Les mesures d’austérité devraient se poursuivre en
Roumanie avec la suppression de 74.000 d’emplois en plus dans le service
public d’ici la fin de l’année. C’est le message qu’a
délivré une équipe du Fonds monétaire international (FMI) et de la Commission
européenne (CE) qui avait été envoyée dans le pays pour y mener une évaluation.
Mercredi dernier, la conclusion tirée par la mission FMI-CE qui avait duré neuf
jours a été qu’il sera permis au gouvernement roumain de toucher la sixième
tranche d’aide du prêt conjoint du FMI-Union Européenne (UE).
Dans son intervention lors de la conférence de presse de
mercredi, Jeffrey Franks, le chef de l’équipe du FMI, a loué le
gouvernement roumain du premier ministre Emil Boc (Parti démocrate-libéral, PD-L)

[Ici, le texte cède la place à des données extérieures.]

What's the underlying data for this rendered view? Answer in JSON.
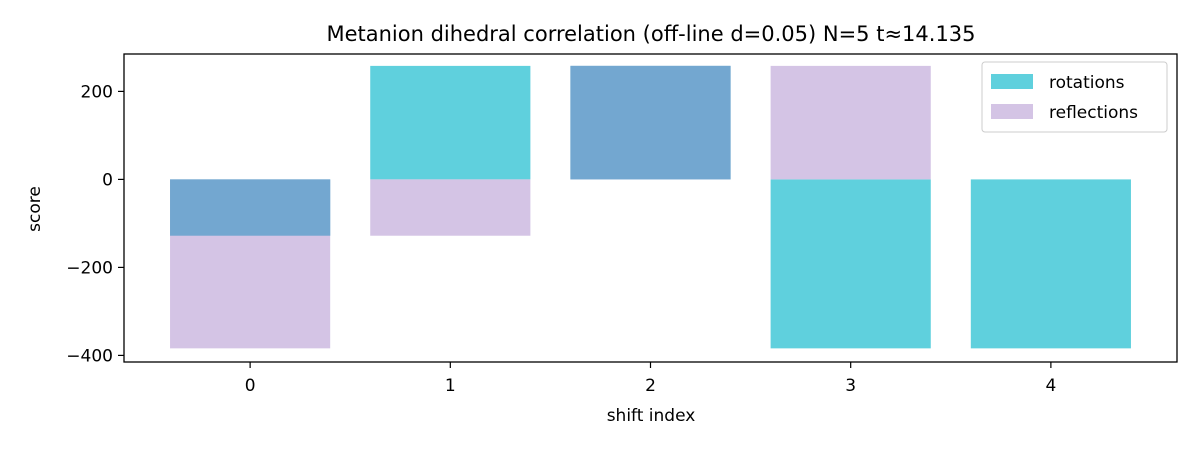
{
  "chart_data": {
    "type": "bar",
    "title": "Metanion dihedral correlation (off-line d=0.05) N=5 t≈14.135",
    "xlabel": "shift index",
    "ylabel": "score",
    "categories": [
      "0",
      "1",
      "2",
      "3",
      "4"
    ],
    "ylim": [
      -415,
      285
    ],
    "yticks": [
      -400,
      -200,
      0,
      200
    ],
    "ytick_labels": [
      "−400",
      "−200",
      "0",
      "200"
    ],
    "grid": false,
    "legend_position": "top-right",
    "colors": {
      "rotations": "#5fd0dd",
      "reflections": "#d4c4e5",
      "overlap": "#73a7d0"
    },
    "series": [
      {
        "name": "rotations",
        "values": [
          -128,
          258,
          258,
          -384,
          -384
        ]
      },
      {
        "name": "reflections",
        "values": [
          -384,
          -128,
          258,
          258,
          0
        ]
      }
    ],
    "legend": [
      {
        "label": "rotations",
        "color": "#5fd0dd"
      },
      {
        "label": "reflections",
        "color": "#d4c4e5"
      }
    ]
  }
}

pour ses efforts de licencier 30.000 salariés du service public et a ajouté
qu’il attendait à présent que le prochain objectif de la restructuration
soit le système éducatif. Franks a aussi salué la réponse rapide du
gouvernement face au rejet par la Cour suprême des réductions prévues des
retraites, réponse qui a consisté à rehausser la TVA de 5 à 24 pour cent.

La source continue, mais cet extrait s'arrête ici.